= Samuel Myerscough =

Samuel Myerscough (1854-1932), was an English organist, teacher and examiner. He was a Fellow of the Royal College of Organists and a Fellow of Trinity College London.

Myerscough was born in 1854 in Salford, Lancashire. A gifted musician, he was awarded the Royal College of Organists Medal in 1873. He graduated with a Bachelor of Music from Hertford College, Oxford in October 1881.

He was appointed as assistant organist at Manchester Cathedral and the family moved there.

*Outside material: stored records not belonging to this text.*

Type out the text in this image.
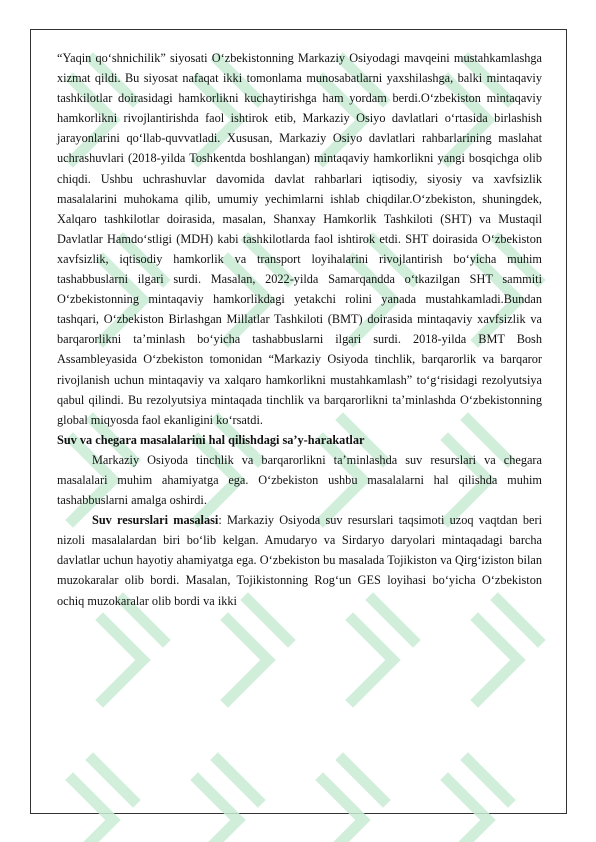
“Yaqin qo‘shnichilik” siyosati O‘zbekistonning Markaziy Osiyodagi mavqeini mustahkamlashga xizmat qildi. Bu siyosat nafaqat ikki tomonlama munosabatlarni yaxshilashga, balki mintaqaviy tashkilotlar doirasidagi hamkorlikni kuchaytirishga ham yordam berdi.O‘zbekiston mintaqaviy hamkorlikni rivojlantirishda faol ishtirok etib, Markaziy Osiyo davlatlari o‘rtasida birlashish jarayonlarini qo‘llab-quvvatladi. Xususan, Markaziy Osiyo davlatlari rahbarlarining maslahat uchrashuvlari (2018-yilda Toshkentda boshlangan) mintaqaviy hamkorlikni yangi bosqichga olib chiqdi. Ushbu uchrashuvlar davomida davlat rahbarlari iqtisodiy, siyosiy va xavfsizlik masalalarini muhokama qilib, umumiy yechimlarni ishlab chiqdilar.O‘zbekiston, shuningdek, Xalqaro tashkilotlar doirasida, masalan, Shanxay Hamkorlik Tashkiloti (SHT) va Mustaqil Davlatlar Hamdo‘stligi (MDH) kabi tashkilotlarda faol ishtirok etdi. SHT doirasida O‘zbekiston xavfsizlik, iqtisodiy hamkorlik va transport loyihalarini rivojlantirish bo‘yicha muhim tashabbuslarni ilgari surdi. Masalan, 2022-yilda Samarqandda o‘tkazilgan SHT sammiti O‘zbekistonning mintaqaviy hamkorlikdagi yetakchi rolini yanada mustahkamladi.Bundan tashqari, O‘zbekiston Birlashgan Millatlar Tashkiloti (BMT) doirasida mintaqaviy xavfsizlik va barqarorlikni ta’minlash bo‘yicha tashabbuslarni ilgari surdi. 2018-yilda BMT Bosh Assambleyasida O‘zbekiston tomonidan “Markaziy Osiyoda tinchlik, barqarorlik va barqaror rivojlanish uchun mintaqaviy va xalqaro hamkorlikni mustahkamlash” to‘g‘risidagi rezolyutsiya qabul qilindi. Bu rezolyutsiya mintaqada tinchlik va barqarorlikni ta’minlashda O‘zbekistonning global miqyosda faol ekanligini ko‘rsatdi.

Suv va chegara masalalarini hal qilishdagi sa’y-harakatlar

Markaziy Osiyoda tinchlik va barqarorlikni ta’minlashda suv resurslari va chegara masalalari muhim ahamiyatga ega. O‘zbekiston ushbu masalalarni hal qilishda muhim tashabbuslarni amalga oshirdi.

Suv resurslari masalasi: Markaziy Osiyoda suv resurslari taqsimoti uzoq vaqtdan beri nizoli masalalardan biri bo‘lib kelgan. Amudaryo va Sirdaryo daryolari mintaqadagi barcha davlatlar uchun hayotiy ahamiyatga ega. O‘zbekiston bu masalada Tojikiston va Qirg‘iziston bilan muzokaralar olib bordi. Masalan, Tojikistonning Rog‘un GES loyihasi bo‘yicha O‘zbekiston ochiq muzokaralar olib bordi va ikki
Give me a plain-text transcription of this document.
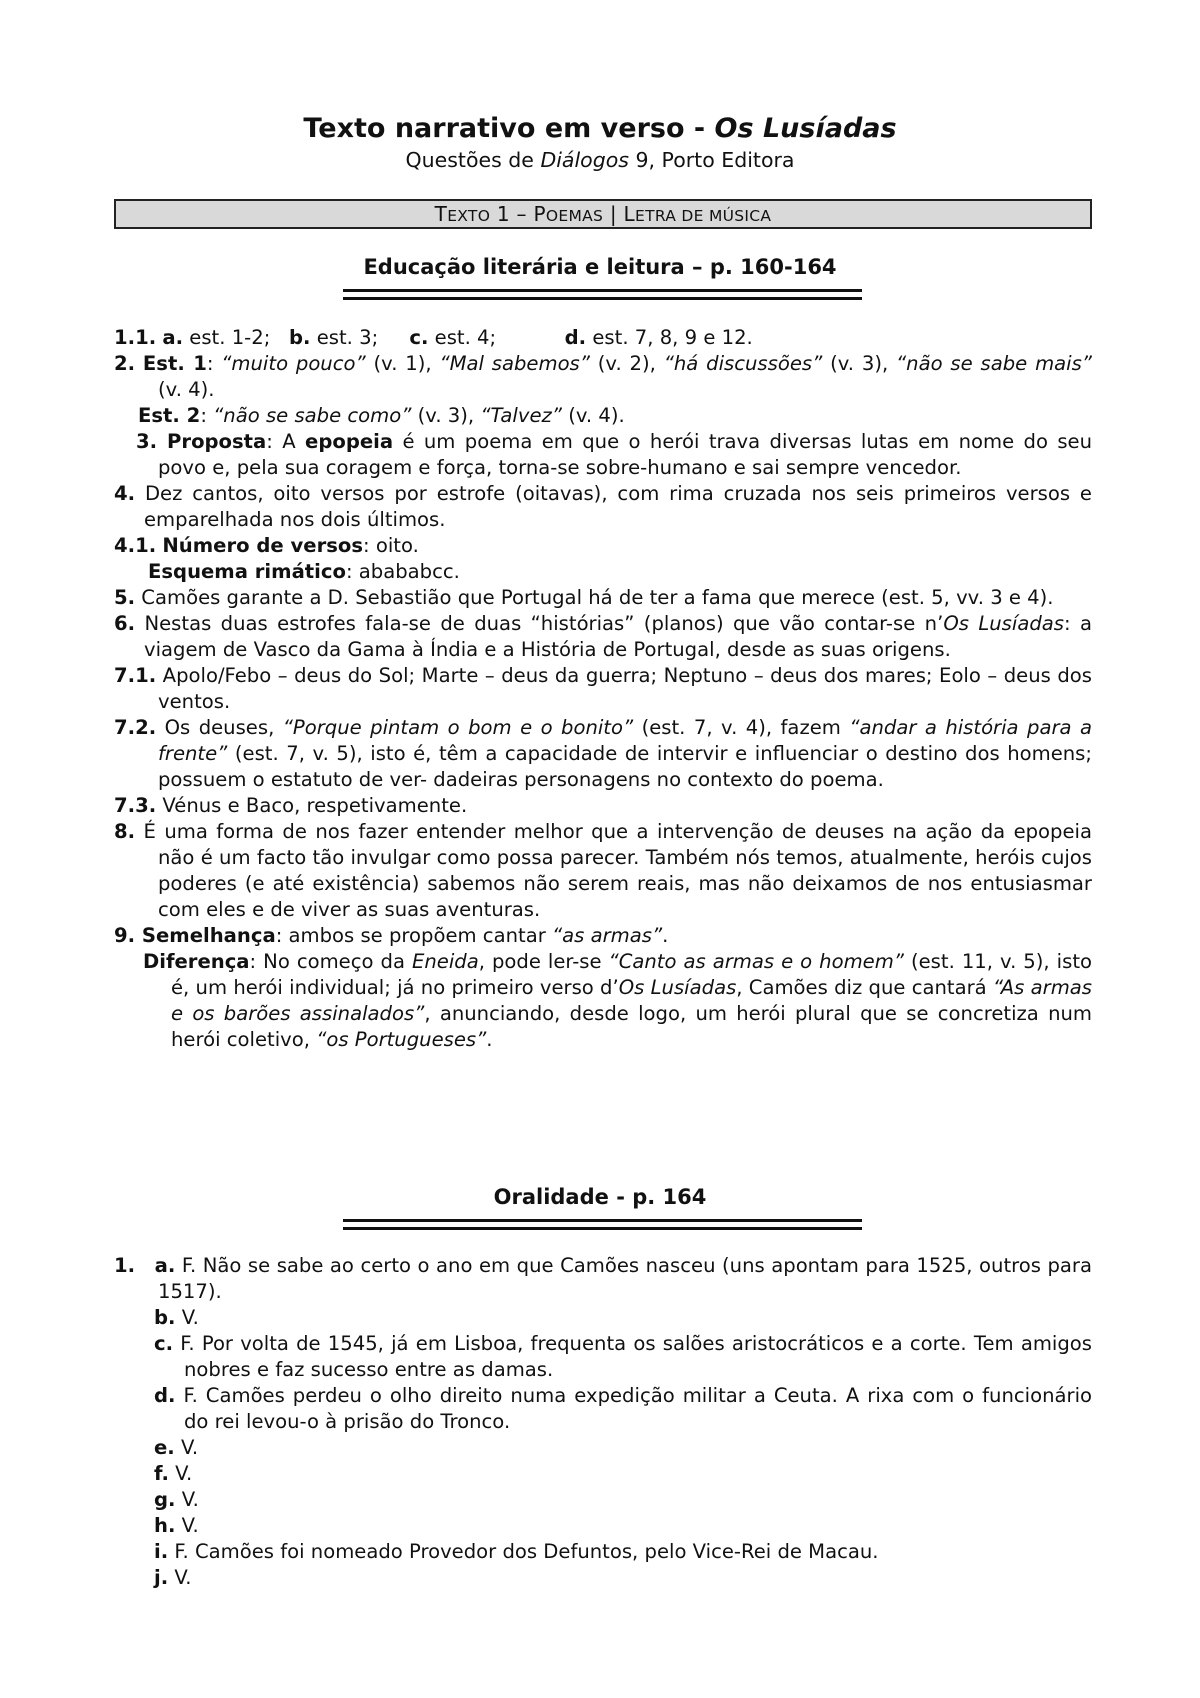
Texto narrativo em verso - Os Lusíadas
Questões de Diálogos 9, Porto Editora
TEXTO 1 – POEMAS | LETRA DE MÚSICA
Educação literária e leitura – p. 160-164

1.1. a. est. 1-2; b. est. 3; c. est. 4;	d. est. 7, 8, 9 e 12.

2. Est. 1: “muito pouco” (v. 1), “Mal sabemos” (v. 2), “há discussões” (v. 3), “não se sabe mais” (v. 4).

Est. 2: “não se sabe como” (v. 3), “Talvez” (v. 4).

3. Proposta: A epopeia é um poema em que o herói trava diversas lutas em nome do seu povo e, pela sua coragem e força, torna-se sobre-humano e sai sempre vencedor.

4. Dez cantos, oito versos por estrofe (oitavas), com rima cruzada nos seis primeiros versos e emparelhada nos dois últimos.

4.1. Número de versos: oito.

Esquema rimático: abababcc.

5. Camões garante a D. Sebastião que Portugal há de ter a fama que merece (est. 5, vv. 3 e 4).

6. Nestas duas estrofes fala-se de duas “histórias” (planos) que vão contar-se n’Os Lusíadas: a viagem de Vasco da Gama à Índia e a História de Portugal, desde as suas origens.

7.1. Apolo/Febo – deus do Sol; Marte – deus da guerra; Neptuno – deus dos mares; Eolo – deus dos ventos.

7.2. Os deuses, “Porque pintam o bom e o bonito” (est. 7, v. 4), fazem “andar a história para a frente” (est. 7, v. 5), isto é, têm a capacidade de intervir e influenciar o destino dos homens; possuem o estatuto de ver- dadeiras personagens no contexto do poema.

7.3. Vénus e Baco, respetivamente.

8. É uma forma de nos fazer entender melhor que a intervenção de deuses na ação da epopeia não é um facto tão invulgar como possa parecer. Também nós temos, atualmente, heróis cujos poderes (e até existência) sabemos não serem reais, mas não deixamos de nos entusiasmar com eles e de viver as suas aventuras.

9. Semelhança: ambos se propõem cantar “as armas”.

Diferença: No começo da Eneida, pode ler-se “Canto as armas e o homem” (est. 11, v. 5), isto é, um herói individual; já no primeiro verso d’Os Lusíadas, Camões diz que cantará “As armas e os barões assinalados”, anunciando, desde logo, um herói plural que se concretiza num herói coletivo, “os Portugueses”.

Oralidade - p. 164

1. a. F. Não se sabe ao certo o ano em que Camões nasceu (uns apontam para 1525, outros para 1517).

b. V.

c. F. Por volta de 1545, já em Lisboa, frequenta os salões aristocráticos e a corte. Tem amigos nobres e faz sucesso entre as damas.

d. F. Camões perdeu o olho direito numa expedição militar a Ceuta. A rixa com o funcionário do rei levou-o à prisão do Tronco.

e. V.

f. V.

g. V.

h. V.

i. F. Camões foi nomeado Provedor dos Defuntos, pelo Vice-Rei de Macau.

j. V.
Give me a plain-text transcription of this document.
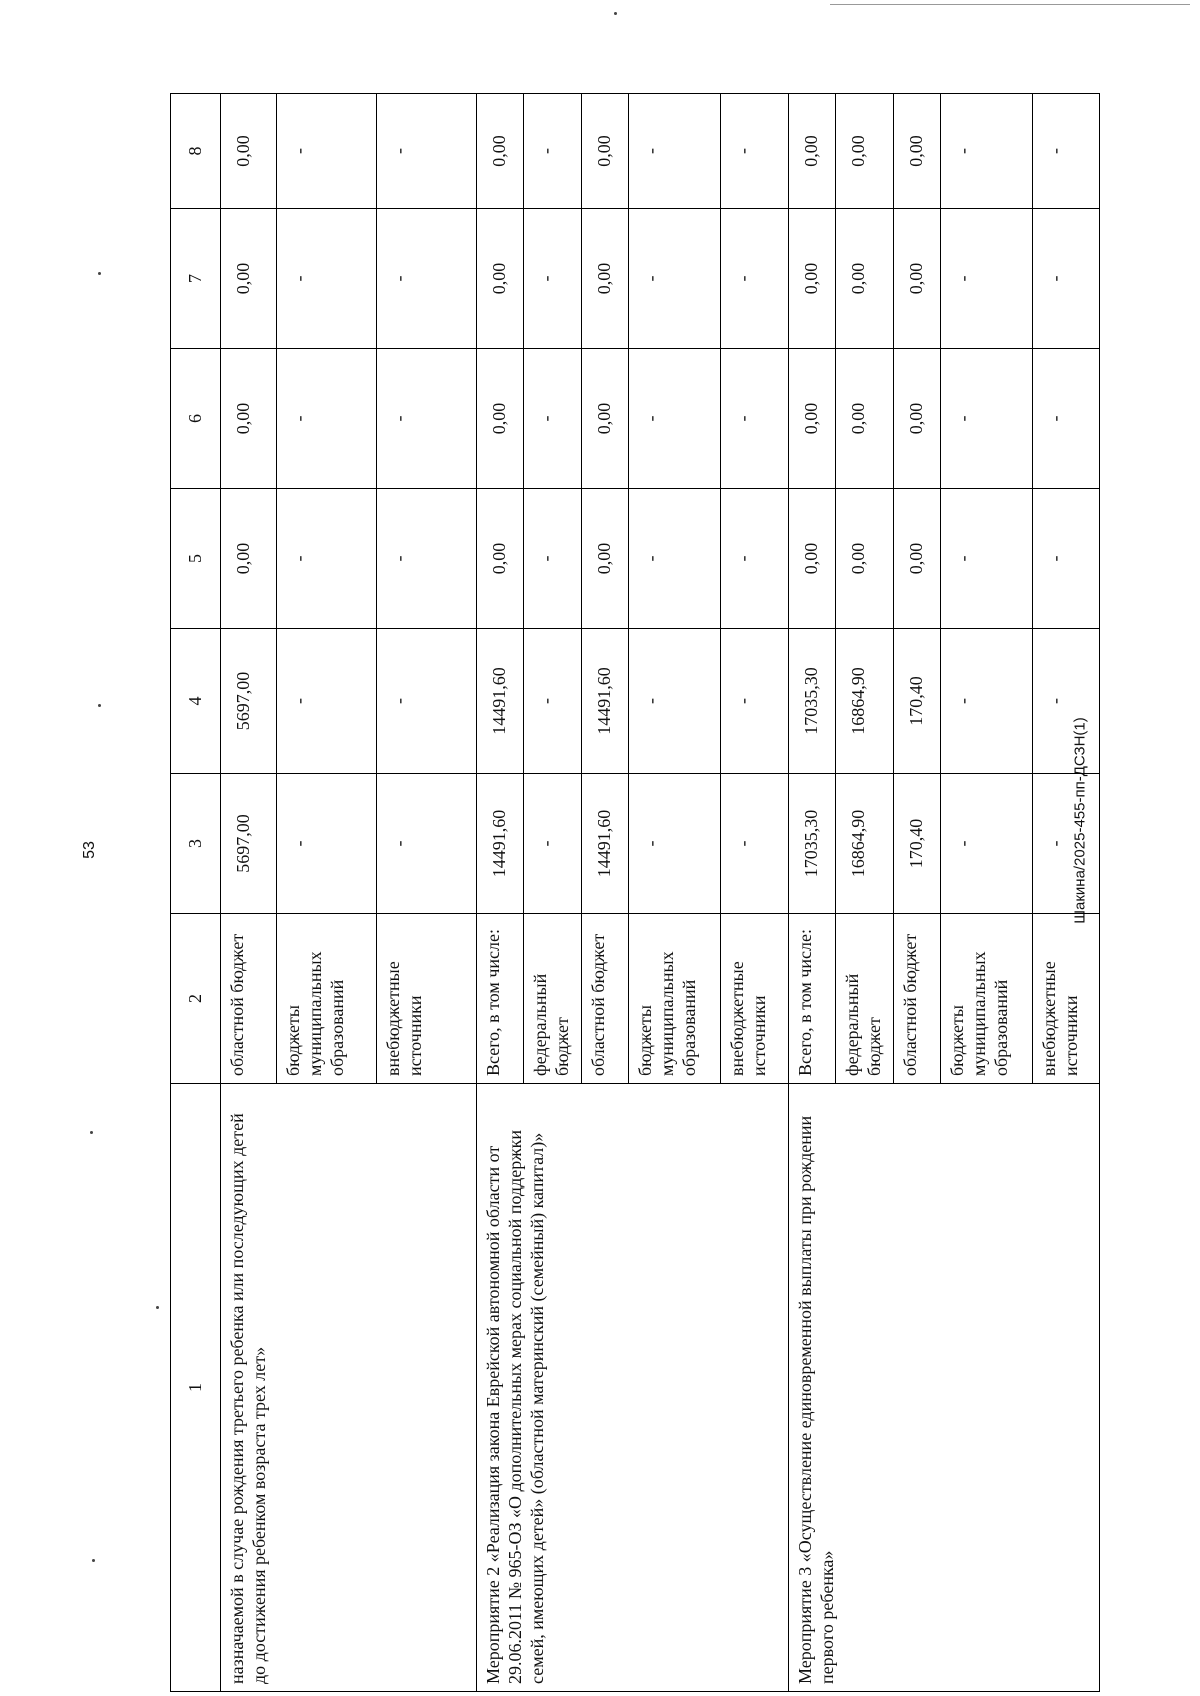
53	Шакина/2025-455-пп-ДСЗН(1)
1	2	3	4	5	6	7	8
назначаемой в случае рождения третьего ребенка или последующих детей до достижения ребенком возраста трех лет»	областной бюджет	5697,00	5697,00	0,00	0,00	0,00	0,00
	бюджеты муниципальных образований	-	-	-	-	-	-
	внебюджетные источники	-	-	-	-	-	-
Мероприятие 2 «Реализация закона Еврейской автономной области от 29.06.2011 № 965-ОЗ «О дополнительных мерах социальной поддержки семей, имеющих детей» (областной материнский (семейный) капитал)»	Всего, в том числе:	14491,60	14491,60	0,00	0,00	0,00	0,00
	федеральный бюджет	-	-	-	-	-	-
	областной бюджет	14491,60	14491,60	0,00	0,00	0,00	0,00
	бюджеты муниципальных образований	-	-	-	-	-	-
	внебюджетные источники	-	-	-	-	-	-
Мероприятие 3 «Осуществление единовременной выплаты при рождении первого ребенка»	Всего, в том числе:	17035,30	17035,30	0,00	0,00	0,00	0,00
	федеральный бюджет	16864,90	16864,90	0,00	0,00	0,00	0,00
	областной бюджет	170,40	170,40	0,00	0,00	0,00	0,00
	бюджеты муниципальных образований	-	-	-	-	-	-
	внебюджетные источники	-	-	-	-	-	-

He was a convert to Catholicism in 1899, accepted into the church by Fr. Bernard Vaughan S.J., gave up his job at the Cathedral and moved to Dublin, where he taught music in Loreto Abbey, Rathfarnham. In 1904 Myerscough founded the Leinster School of Music & Drama in Dublin, now part of Griffith College. The Musical Herald wrote at length of his prominence in Irish musical life:

The work by which Mr. Myerscough will be best remembered is the Leinster School of Music of which he was the founder and inspiring force. .... Pupils came from as far north as Enniskillen, southwards from Waterford, and across from Galway.

He is listed as a member The Musical Association as "Myerscough, S., Esq., B.Mns. Oxon., F.R.C.O. (Liverpool)". He died on 28 March 1932 aged 78 years and is buried in Deans Grange Cemetery, Co Dublin.

==Family==
His son Samuel Sebastian Myerscough (1879-1954), also a gifted musician, attained a Bachelor of Music at Oxford. He became a Jesuit Priest, training at Oscott College Birmingham. His daughter Alice Myerscough was also music teacher. The Myerscough family lived in 3 Fontenoy Terrace, Bray, Co Wicklow.